Google has also announced that Asus has chosen the company’s Coral SoM for integration into their Tinker Edge T SBC, which packs NXP’s i.MX 8M SoC, and a number of I/Os, multiple camera connectors, programmable LEDs, and more.
Expanding Google's Coral Ecosystem
The new hardware devices will add to Google’s growing Coral ecosystem, which also includes a USB Accelerator, an accessory that packs an Edge TPU, bringing machine learning capabilities to platforms such as the Raspberry Pi. It also features other Linux-based systems using USB Type-C connection.
Google also offers a Mini PCIe Accelerator board for integrating the Edge TPU into existing Debian-based systems as well as an M.2 Accelerator A+E Key and M.2 Accelerator B+E Key, also for Edge TPU applications within existing systems.

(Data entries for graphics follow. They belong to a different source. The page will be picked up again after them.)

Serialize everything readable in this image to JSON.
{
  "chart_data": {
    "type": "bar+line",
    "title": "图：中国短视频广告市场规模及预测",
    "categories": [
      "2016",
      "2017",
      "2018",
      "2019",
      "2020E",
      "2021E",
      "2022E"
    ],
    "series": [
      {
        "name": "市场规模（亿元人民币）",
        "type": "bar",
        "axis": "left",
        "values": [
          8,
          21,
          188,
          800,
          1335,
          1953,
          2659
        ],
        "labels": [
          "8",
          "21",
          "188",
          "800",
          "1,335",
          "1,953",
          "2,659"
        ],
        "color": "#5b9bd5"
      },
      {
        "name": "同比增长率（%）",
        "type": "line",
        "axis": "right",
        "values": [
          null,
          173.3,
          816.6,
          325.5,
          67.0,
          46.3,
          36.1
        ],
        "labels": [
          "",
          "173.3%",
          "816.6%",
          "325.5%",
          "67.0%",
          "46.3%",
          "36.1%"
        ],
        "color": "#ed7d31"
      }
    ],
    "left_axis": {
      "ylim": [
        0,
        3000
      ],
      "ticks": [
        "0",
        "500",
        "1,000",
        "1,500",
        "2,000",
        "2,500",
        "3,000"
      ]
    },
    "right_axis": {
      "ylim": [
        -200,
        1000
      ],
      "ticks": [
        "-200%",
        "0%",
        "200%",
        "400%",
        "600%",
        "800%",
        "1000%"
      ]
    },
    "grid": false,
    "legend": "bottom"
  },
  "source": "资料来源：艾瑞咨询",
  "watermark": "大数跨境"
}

Google also provides add-ons for their Coral product line, including a MIPI-CSI 5-megapixel camera designed for use with the Coral Dev Board, and an Environmental Sensor Board (temperature, light, humidity) with 40-pin header that connects other boards to the Cloud IoT Core. The new year is looking bright with the expansion of Google’s Coral platform, and it will be interesting to see what the company does next with its Edge TPU.